Tuesday, December 25, 2007

Merry Christmas!

So, this is not booger's first Christmas, but we are treating it as such. Last year, he was all of four weeks old. Thus, hubby and I are going slightly stir crazy waiting for him to wake up. We have my mom and my favorite uncle, along with (hopefully!) booger's godfather on their way over to watch him open presents and have breakfast. I am craving tradition right now, and I have no idea what is happening to me. Suddenly, I have (gasp!) purchased a Christmas decoration, and gotten as much into the spirit as someone who is working as much as I do is capable of. So today starts the tradition day. We will spend the morning here, and against my better judgement, go to my mom's for lunch about 2. Then we will go to my sister's like I have every year for the past 14 years for dinner. MMMMM, meatballs and spaghetti! I can not wait. I am still trying to decide when we are going to read the Christmas story and sing Happy Birthday to Jesus, since my family does not believe in Jesus, God, and the like. Esp. my uncle, and he gets very angry when we pray around him. But this is my tradition. So there. Peace, genuine peace today. Kiss your family and eat too much!

Thursday, December 13, 2007

This makes me sick

http://www.msnbc.msn.com/id/15197558/

Long story short, this woman came home from a night of drinking and got into a fight with her baby daddy. She used her infant as a "bat" to hit said baby daddy, and the infant has a fractured skull and bleeding on the brain. I can not believe that there are people on this planet who struggle every day to have children, but are unable to. And then there are people like this who have four other children and abuse their kids. Absolutely repulsive. I would love to use her as a bat to hit a building or metal wall. But instead, I just pray these five children are placed in a loving Christian home with people who love them as much as they are able.

Wednesday, December 12, 2007

Accomplishments

My good friend just finished her last final of her college career today. There is such a sense of pride I have for her. She has worked so hard to finish within four and a half years, which is almost impossible as of lately. She also has run a salon, worked three jobs at a time, interned at one of the most prominent companies in the world, and been a great friend throughout these years. It is funny, I have known her since she was a freshman and watched her grow into an amazing woman. Love ya babe!! Congratulations, I am so proud.

Only because Jill asked me to...

Well, I survived. My kid turned one, and I only cried once. It is amazing.
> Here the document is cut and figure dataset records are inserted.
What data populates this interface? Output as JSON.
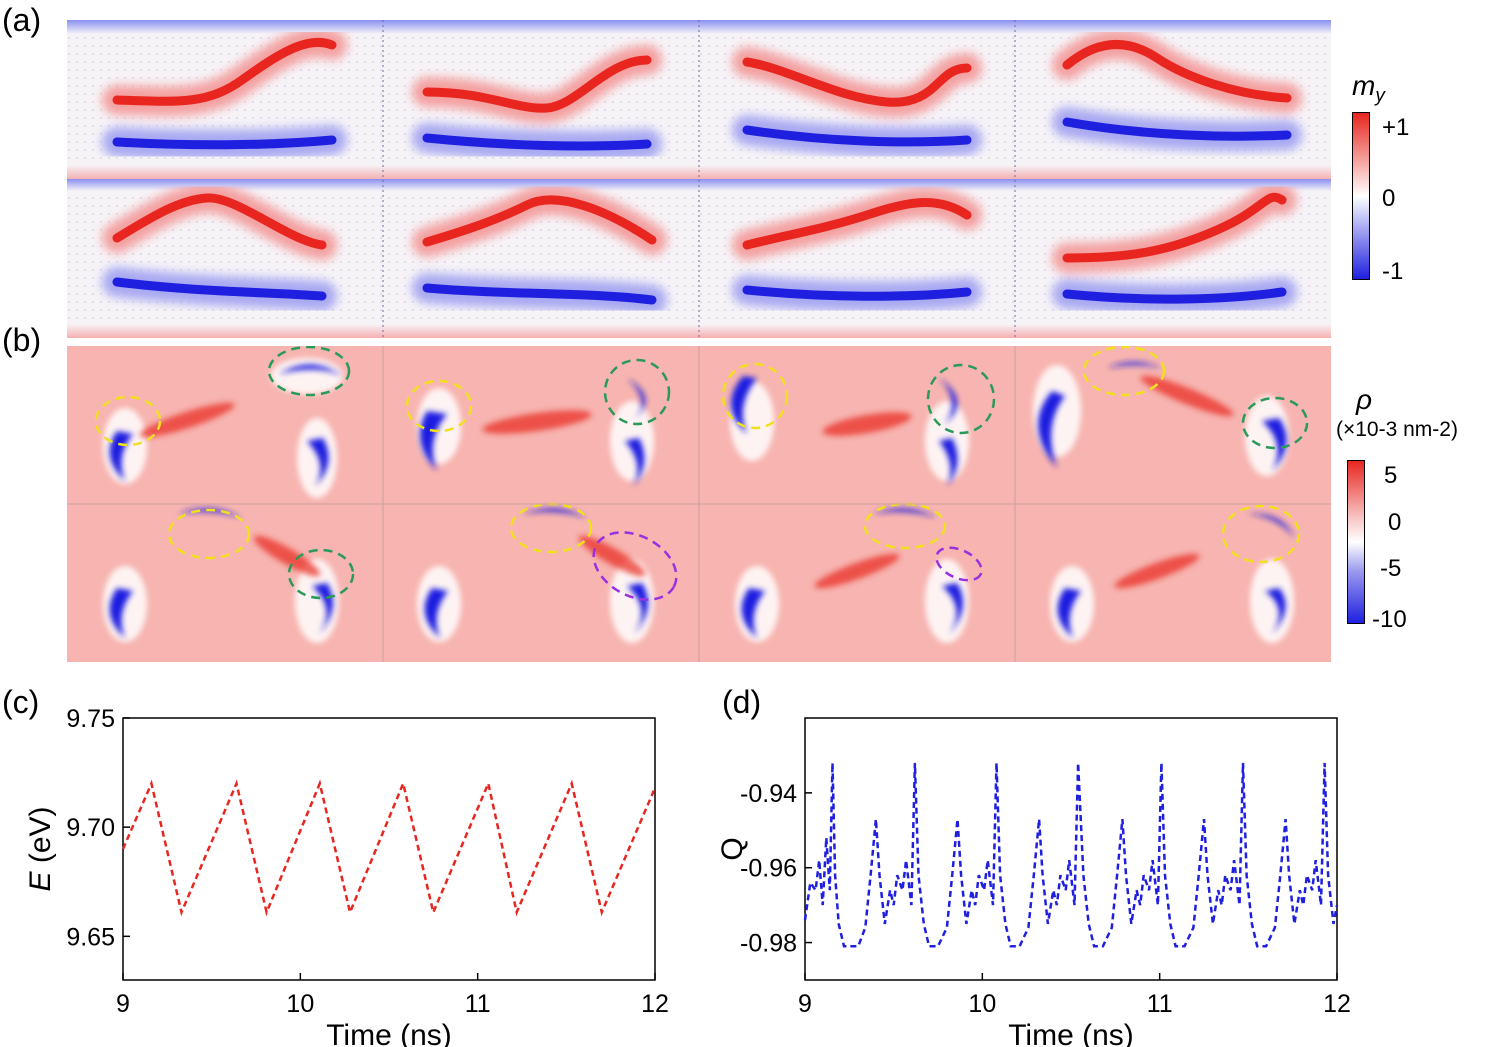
{
  "panel_labels": {
    "a": "(a)",
    "b": "(b)",
    "c": "(c)",
    "d": "(d)"
  },
  "colorbar_my": {
    "symbol": "m",
    "subscript": "y",
    "ticks": [
      "+1",
      "0",
      "-1"
    ]
  },
  "colorbar_rho": {
    "symbol": "ρ",
    "unit": "(×10-3 nm-2)",
    "ticks": [
      "5",
      "0",
      "-5",
      "-10"
    ]
  },
  "colors": {
    "red": "#e8261f",
    "blue": "#1f1fe0",
    "background_rho": "#f7b4b0",
    "yellow": "#f0e020",
    "green": "#2a9a58",
    "purple": "#9a30e0"
  },
  "chart_data": [
    {
      "type": "line",
      "panel": "(c)",
      "xlabel": "Time (ns)",
      "ylabel": "E (eV)",
      "xlim": [
        9,
        12
      ],
      "ylim": [
        9.63,
        9.75
      ],
      "xticks": [
        "9",
        "10",
        "11",
        "12"
      ],
      "yticks": [
        "9.65",
        "9.70",
        "9.75"
      ],
      "ytick_values": [
        9.65,
        9.7,
        9.75
      ],
      "line_style": "dashed",
      "color": "#e8261f",
      "x": [
        9.0,
        9.16,
        9.33,
        9.64,
        9.81,
        10.11,
        10.28,
        10.58,
        10.75,
        11.06,
        11.22,
        11.53,
        11.7,
        12.0
      ],
      "y": [
        9.69,
        9.72,
        9.661,
        9.72,
        9.661,
        9.72,
        9.661,
        9.72,
        9.661,
        9.72,
        9.661,
        9.72,
        9.661,
        9.718
      ]
    },
    {
      "type": "line",
      "panel": "(d)",
      "xlabel": "Time (ns)",
      "ylabel": "Q",
      "xlim": [
        9,
        12
      ],
      "ylim": [
        -0.99,
        -0.92
      ],
      "xticks": [
        "9",
        "10",
        "11",
        "12"
      ],
      "yticks": [
        "-0.94",
        "-0.96",
        "-0.98"
      ],
      "ytick_values": [
        -0.94,
        -0.96,
        -0.98
      ],
      "line_style": "dashed",
      "color": "#1f1fe0",
      "x": [
        9.0,
        9.03,
        9.06,
        9.08,
        9.1,
        9.12,
        9.14,
        9.155,
        9.17,
        9.19,
        9.22,
        9.25,
        9.3,
        9.34,
        9.37,
        9.4,
        9.42,
        9.45,
        9.48,
        9.5,
        9.52,
        9.55,
        9.57,
        9.6,
        9.62,
        9.64,
        9.67,
        9.7,
        9.75,
        9.8,
        9.83,
        9.86,
        9.88,
        9.91,
        9.94,
        9.96,
        9.98,
        10.01,
        10.03,
        10.06,
        10.08,
        10.1,
        10.13,
        10.16,
        10.21,
        10.26,
        10.29,
        10.32,
        10.34,
        10.37,
        10.4,
        10.42,
        10.44,
        10.47,
        10.49,
        10.52,
        10.54,
        10.57,
        10.6,
        10.63,
        10.68,
        10.73,
        10.76,
        10.79,
        10.81,
        10.84,
        10.87,
        10.89,
        10.91,
        10.94,
        10.96,
        10.99,
        11.01,
        11.03,
        11.06,
        11.09,
        11.14,
        11.19,
        11.22,
        11.25,
        11.27,
        11.3,
        11.33,
        11.35,
        11.37,
        11.4,
        11.42,
        11.45,
        11.47,
        11.49,
        11.52,
        11.55,
        11.6,
        11.65,
        11.68,
        11.71,
        11.73,
        11.76,
        11.79,
        11.81,
        11.83,
        11.86,
        11.88,
        11.91,
        11.93,
        11.95,
        11.98,
        12.0
      ],
      "y": [
        -0.974,
        -0.964,
        -0.966,
        -0.958,
        -0.97,
        -0.952,
        -0.966,
        -0.932,
        -0.962,
        -0.975,
        -0.981,
        -0.981,
        -0.981,
        -0.976,
        -0.962,
        -0.947,
        -0.962,
        -0.975,
        -0.966,
        -0.97,
        -0.962,
        -0.966,
        -0.958,
        -0.97,
        -0.932,
        -0.962,
        -0.975,
        -0.981,
        -0.981,
        -0.976,
        -0.962,
        -0.947,
        -0.962,
        -0.975,
        -0.966,
        -0.97,
        -0.962,
        -0.966,
        -0.958,
        -0.97,
        -0.932,
        -0.962,
        -0.975,
        -0.981,
        -0.981,
        -0.976,
        -0.962,
        -0.947,
        -0.962,
        -0.975,
        -0.966,
        -0.97,
        -0.962,
        -0.966,
        -0.958,
        -0.97,
        -0.932,
        -0.962,
        -0.975,
        -0.981,
        -0.981,
        -0.976,
        -0.962,
        -0.947,
        -0.962,
        -0.975,
        -0.966,
        -0.97,
        -0.962,
        -0.966,
        -0.958,
        -0.97,
        -0.932,
        -0.962,
        -0.975,
        -0.981,
        -0.981,
        -0.976,
        -0.962,
        -0.947,
        -0.962,
        -0.975,
        -0.966,
        -0.97,
        -0.962,
        -0.966,
        -0.958,
        -0.97,
        -0.932,
        -0.962,
        -0.975,
        -0.981,
        -0.981,
        -0.976,
        -0.962,
        -0.947,
        -0.962,
        -0.975,
        -0.966,
        -0.97,
        -0.962,
        -0.966,
        -0.958,
        -0.97,
        -0.932,
        -0.962,
        -0.975,
        -0.97
      ]
    }
  ]
}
It feels like just yesterday I got the phone call telling me I was pregnant, and I called my hubby to figure out what in the world we would do with another person to care for. And now, he is walking. Not talking so much, but singing. A lot. He loves Josh Kelley the most, and keeps a tune rather well. He is certainly not my child. Looking back on the past year with someone very wise today reminded me that this year is something to celebrate, not to mourn. He is starting his second year of life eating wheat, along with table foods, drinking from a sippy cup, walking, talking, and is healthy. In addition, I have learned to trust God more in a lot of situations, although like most of us, I still try to grab control at times. I was told recently that God is testing my faith with his allergies. So I decided to let God have his way. Since, I have not paid for more than two cans of formula. AND he has outgrown some of his allergies. God is good. Oh, and I am officially avoiding the scale until after cinnamon ice cream season is over.